- Education: New York University (BA) Yale Law School (JD)
- Occupation: Dean of the University of Illinois College of Law
- Known for: Leading scholar in administrative law
- Title: Dean, University of Illinois College of Law
- Predecessor: Vikram Amar

= Jamelle C. Sharpe =

Dean of the University of Illinois College of Law

Jamelle C. Sharpe is a legal scholar in administrative law and the 14th Dean of the University of Illinois College of Law. His research focuses on the division of policymaking authority between courts and administrative agencies, the limits of congressional delegation, and the role of federal courts in the administrative state. He is also the author of Administrative Law: A Lifecycle Approach, a widely used casebook in the field.

== Early life and education ==

Sharpe earned his Bachelor of Arts in English and American Literature magna cum laude from New York University, where he was elected to Phi Beta Kappa. Before entering law school, he worked for three years as an analyst in the Investment Banking Division of Morgan Stanley in New York.

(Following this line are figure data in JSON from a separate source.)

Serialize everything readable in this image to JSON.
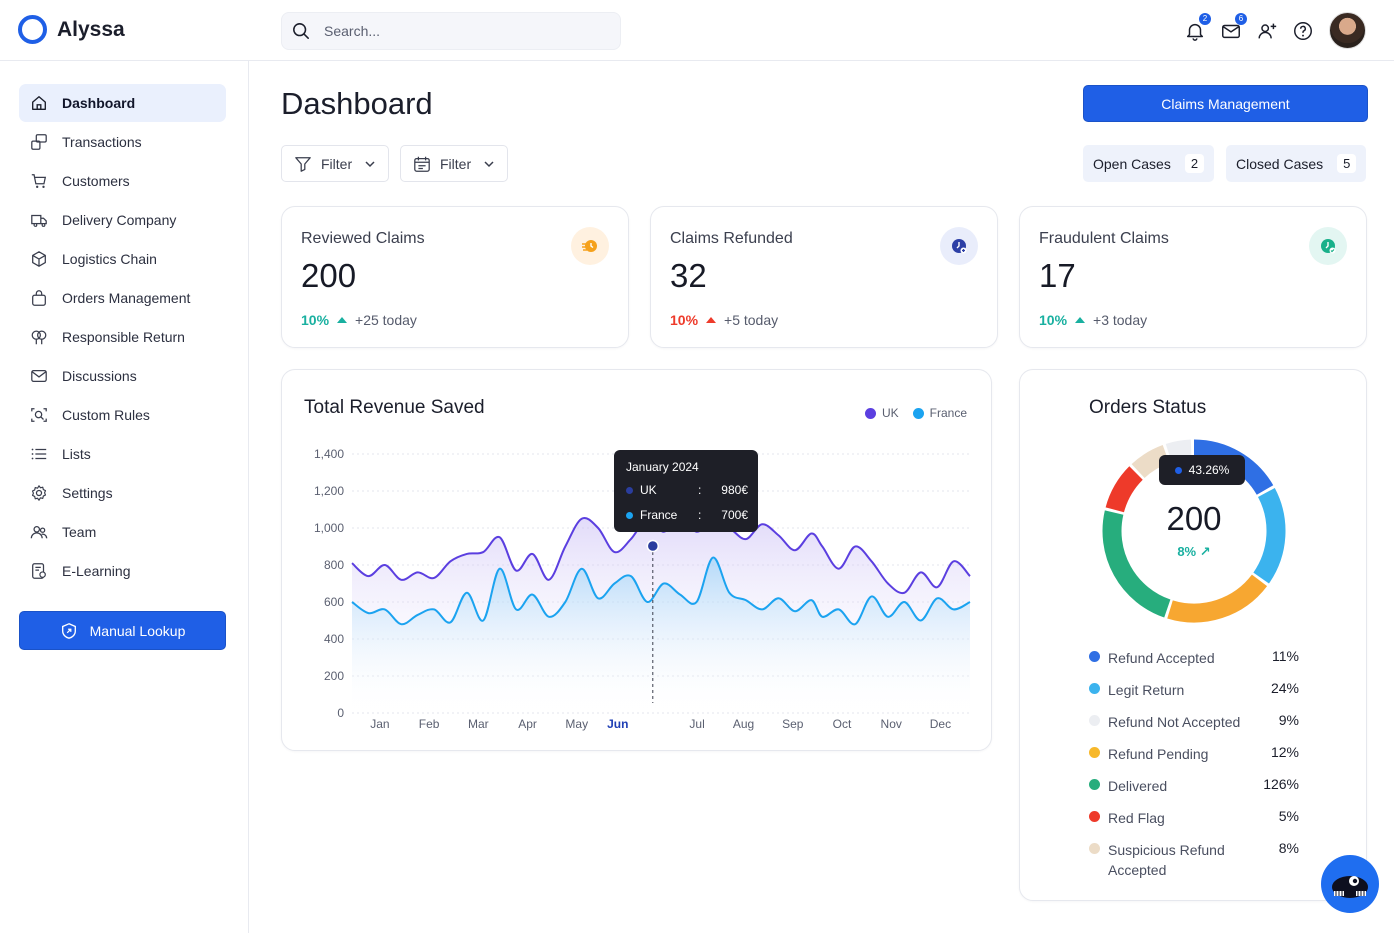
{
  "app": {
    "name": "Alyssa"
  },
  "header": {
    "search_placeholder": "Search...",
    "notifications_count": "2",
    "messages_count": "6"
  },
  "sidebar": {
    "items": [
      {
        "label": "Dashboard",
        "icon": "home-icon",
        "active": true
      },
      {
        "label": "Transactions",
        "icon": "transactions-icon"
      },
      {
        "label": "Customers",
        "icon": "cart-icon"
      },
      {
        "label": "Delivery Company",
        "icon": "truck-icon"
      },
      {
        "label": "Logistics Chain",
        "icon": "box-icon"
      },
      {
        "label": "Orders Management",
        "icon": "bag-icon"
      },
      {
        "label": "Responsible Return",
        "icon": "leaf-icon"
      },
      {
        "label": "Discussions",
        "icon": "mail-icon"
      },
      {
        "label": "Custom Rules",
        "icon": "scan-search-icon"
      },
      {
        "label": "Lists",
        "icon": "list-icon"
      },
      {
        "label": "Settings",
        "icon": "gear-icon"
      },
      {
        "label": "Team",
        "icon": "team-icon"
      },
      {
        "label": "E-Learning",
        "icon": "elearning-icon"
      }
    ],
    "manual_lookup": "Manual Lookup"
  },
  "main": {
    "title": "Dashboard",
    "claims_management": "Claims Management",
    "filter1": "Filter",
    "filter2": "Filter",
    "open_cases": {
      "label": "Open Cases",
      "count": "2"
    },
    "closed_cases": {
      "label": "Closed Cases",
      "count": "5"
    }
  },
  "stats": [
    {
      "label": "Reviewed Claims",
      "value": "200",
      "pct": "10%",
      "trend": "+25 today",
      "pct_color": "green",
      "icon": "clock-list-icon",
      "icon_bg": "#fff1e0",
      "icon_color": "#f5a11c"
    },
    {
      "label": "Claims Refunded",
      "value": "32",
      "pct": "10%",
      "trend": "+5 today",
      "pct_color": "red",
      "icon": "refund-clock-icon",
      "icon_bg": "#e9edfb",
      "icon_color": "#2d3fa6"
    },
    {
      "label": "Fraudulent Claims",
      "value": "17",
      "pct": "10%",
      "trend": "+3 today",
      "pct_color": "green",
      "icon": "check-clock-icon",
      "icon_bg": "#e3f6f2",
      "icon_color": "#19b08a"
    }
  ],
  "revenue": {
    "title": "Total Revenue Saved",
    "tooltip": {
      "title": "January 2024",
      "rows": [
        {
          "name": "UK",
          "sep": ":",
          "value": "980€",
          "color": "#2a3d9e"
        },
        {
          "name": "France",
          "sep": ":",
          "value": "700€",
          "color": "#1ba3f0"
        }
      ]
    }
  },
  "chart_data": {
    "type": "area",
    "title": "Total Revenue Saved",
    "categories": [
      "Jan",
      "Feb",
      "Mar",
      "Apr",
      "May",
      "Jun",
      "Jul",
      "Aug",
      "Sep",
      "Oct",
      "Nov",
      "Dec"
    ],
    "highlighted_category": "Jun",
    "yticks": [
      "1,400",
      "1,200",
      "1,000",
      "800",
      "600",
      "400",
      "200",
      "0"
    ],
    "ylim": [
      0,
      1400
    ],
    "grid": true,
    "legend": "top-right",
    "series": [
      {
        "name": "UK",
        "color": "#5b3fe0",
        "x": [
          0,
          0.3,
          0.6,
          0.9,
          1.2,
          1.5,
          1.8,
          2.1,
          2.4,
          2.7,
          3.0,
          3.3,
          3.6,
          3.9,
          4.2,
          4.5,
          4.8,
          5.1,
          5.4,
          5.7,
          6.0,
          6.3,
          6.6,
          6.9,
          7.2,
          7.5,
          7.8,
          8.1,
          8.4,
          8.6,
          8.9,
          9.2,
          9.5,
          9.8,
          10.1,
          10.4,
          10.7,
          11.0,
          11.3
        ],
        "values": [
          810,
          740,
          800,
          720,
          760,
          730,
          820,
          860,
          870,
          950,
          770,
          860,
          720,
          900,
          1050,
          1000,
          870,
          940,
          1050,
          980,
          1060,
          980,
          1040,
          1000,
          940,
          1020,
          960,
          880,
          970,
          900,
          780,
          900,
          820,
          700,
          650,
          760,
          680,
          820,
          740
        ]
      },
      {
        "name": "France",
        "color": "#1ba3f0",
        "x": [
          0,
          0.3,
          0.6,
          0.9,
          1.2,
          1.5,
          1.8,
          2.1,
          2.4,
          2.7,
          3.0,
          3.3,
          3.6,
          3.9,
          4.2,
          4.5,
          4.8,
          5.1,
          5.4,
          5.7,
          6.0,
          6.3,
          6.6,
          6.9,
          7.2,
          7.5,
          7.8,
          8.1,
          8.4,
          8.6,
          8.9,
          9.2,
          9.5,
          9.8,
          10.1,
          10.4,
          10.7,
          11.0,
          11.3
        ],
        "values": [
          600,
          540,
          560,
          480,
          530,
          560,
          490,
          650,
          500,
          780,
          560,
          640,
          520,
          600,
          780,
          620,
          700,
          740,
          600,
          700,
          640,
          600,
          840,
          650,
          610,
          560,
          620,
          550,
          610,
          520,
          560,
          480,
          630,
          520,
          600,
          500,
          620,
          560,
          600
        ]
      }
    ]
  },
  "orders_status": {
    "title": "Orders Status",
    "center_value": "200",
    "center_pct": "8%",
    "tooltip": "43.26%",
    "legend": [
      {
        "name": "Refund Accepted",
        "value": "11%",
        "color": "#2f6fe4"
      },
      {
        "name": "Legit Return",
        "value": "24%",
        "color": "#3bb3ee"
      },
      {
        "name": "Refund Not Accepted",
        "value": "9%",
        "color": "#eceef2"
      },
      {
        "name": "Refund Pending",
        "value": "12%",
        "color": "#f7a731"
      },
      {
        "name": "Delivered",
        "value": "126%",
        "color": "#27ad7d"
      },
      {
        "name": "Red Flag",
        "value": "5%",
        "color": "#ee3a2a"
      },
      {
        "name": "Suspicious Refund Accepted",
        "value": "8%",
        "color": "#ecdcc7"
      }
    ]
  }
}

He later earned his Juris Doctor from Yale Law School, where he served as managing editor of the Yale Journal of International Law.

== Career ==
After graduating from Yale Law School, Sharpe began his legal career as a litigation associate at Cravath, Swaine & Moore LLP in New York, where he practiced from 2003 to 2005. He then clerked for Judge Gerald Bard Tjoflat of the United States Court of Appeals for the Eleventh Circuit from 2005 to 2006. Following his clerkship, he transitioned to academia, serving as a Bigelow Teaching Fellow and Lecturer in Law at the University of Chicago Law School from 2006 to 2008.

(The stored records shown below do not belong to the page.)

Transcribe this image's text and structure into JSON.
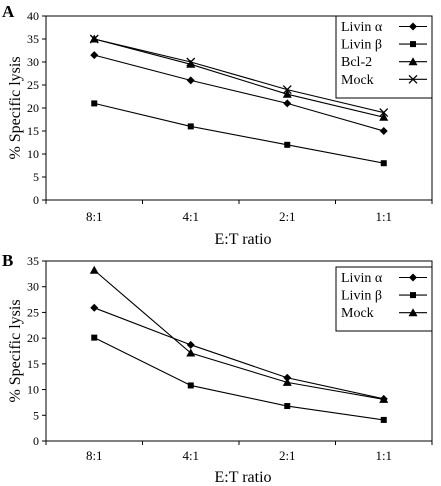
{
  "figure": {
    "panels": [
      {
        "letter": "A"
      },
      {
        "letter": "B"
      }
    ]
  },
  "chart_data": [
    {
      "type": "line",
      "panel": "A",
      "title": "",
      "xlabel": "E:T ratio",
      "ylabel": "% Specific lysis",
      "categories": [
        "8:1",
        "4:1",
        "2:1",
        "1:1"
      ],
      "ylim": [
        0,
        40
      ],
      "yticks": [
        0,
        5,
        10,
        15,
        20,
        25,
        30,
        35,
        40
      ],
      "grid": false,
      "legend_position": "top-right",
      "series": [
        {
          "name": "Livin α",
          "marker": "diamond",
          "values": [
            31.5,
            26,
            21,
            15
          ]
        },
        {
          "name": "Livin β",
          "marker": "square",
          "values": [
            21,
            16,
            12,
            8
          ]
        },
        {
          "name": "Bcl-2",
          "marker": "triangle",
          "values": [
            35,
            29.5,
            23,
            18
          ]
        },
        {
          "name": "Mock",
          "marker": "x",
          "values": [
            35,
            30,
            24,
            19
          ]
        }
      ]
    },
    {
      "type": "line",
      "panel": "B",
      "title": "",
      "xlabel": "E:T ratio",
      "ylabel": "% Specific lysis",
      "categories": [
        "8:1",
        "4:1",
        "2:1",
        "1:1"
      ],
      "ylim": [
        0,
        35
      ],
      "yticks": [
        0,
        5,
        10,
        15,
        20,
        25,
        30,
        35
      ],
      "grid": false,
      "legend_position": "top-right",
      "series": [
        {
          "name": "Livin α",
          "marker": "diamond",
          "values": [
            25.9,
            18.7,
            12.3,
            8.2
          ]
        },
        {
          "name": "Livin β",
          "marker": "square",
          "values": [
            20.1,
            10.8,
            6.8,
            4.1
          ]
        },
        {
          "name": "Mock",
          "marker": "triangle",
          "values": [
            33.2,
            17.1,
            11.4,
            8.1
          ]
        }
      ]
    }
  ]
}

Sharpe joined the University of Illinois College of Law in 2008 as a member of the faculty. Over the course of his career at Illinois, he has taught courses in Administrative Law, Federal Courts, and Immigration Law. Between 2013 and 2016, he served as the Senior Associate Dean for Academic Affairs, helping to guide the school’s curriculum and academic policies. In 2015–2016, he was selected as a fellow in the CIC Academic Leadership Program, and in 2017, he was named a Provost Fellow for the University of Illinois Urbana-Champaign.

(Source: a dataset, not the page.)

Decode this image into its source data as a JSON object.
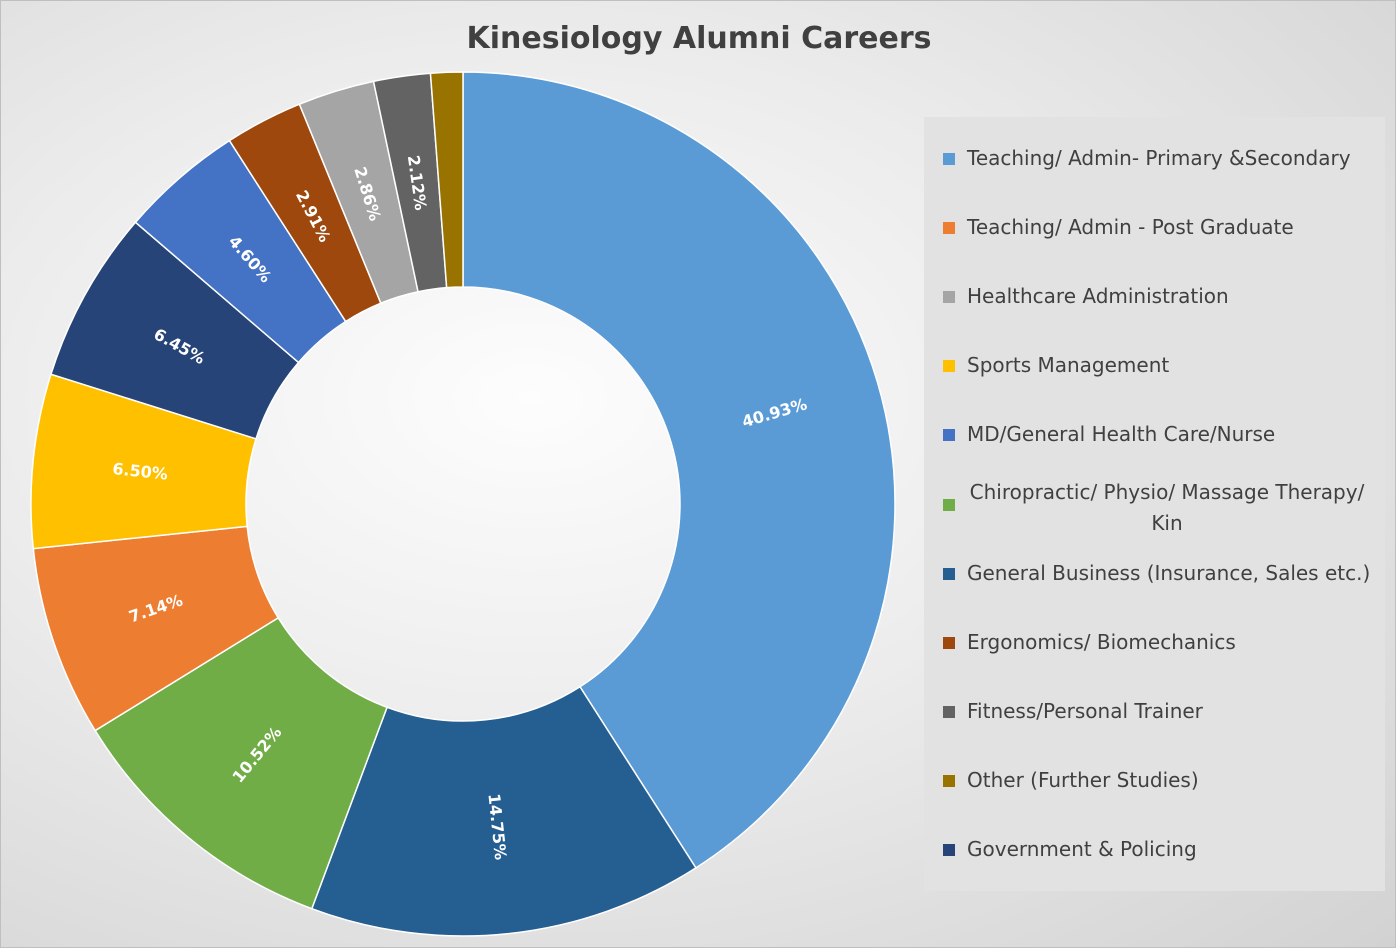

In recognition of his scholarship, Sharpe was appointed Guy Raymond Jones Faculty Scholar, one of the law school’s named faculty positions. In August 2023, he became the 14th Dean of the University of Illinois College of Law, where he oversees the school’s academic programs, faculty development, and student success initiatives.

=== Scholarship ===
Sharpe is regarded as a leading voice in administrative law scholarship. His articles have appeared in numerous law journals and his 2018 article “Delegation and Its Discontents” won the Carroll P. Hurd Award for Excellence in Faculty Scholarship. His casebook Administrative Law: A Lifecycle Approach (Aspen Casebook Series) earned the Wayne R. LaFave Award for Excellence in Faculty Scholarship in 2022.

== Personal life ==
Sharpe is married to Nicola Faith Sharpe, a Professor of Law at the University of Illinois College of Law, who teaches business law and whose research centers on corporate governance, ethics, and board decision-making.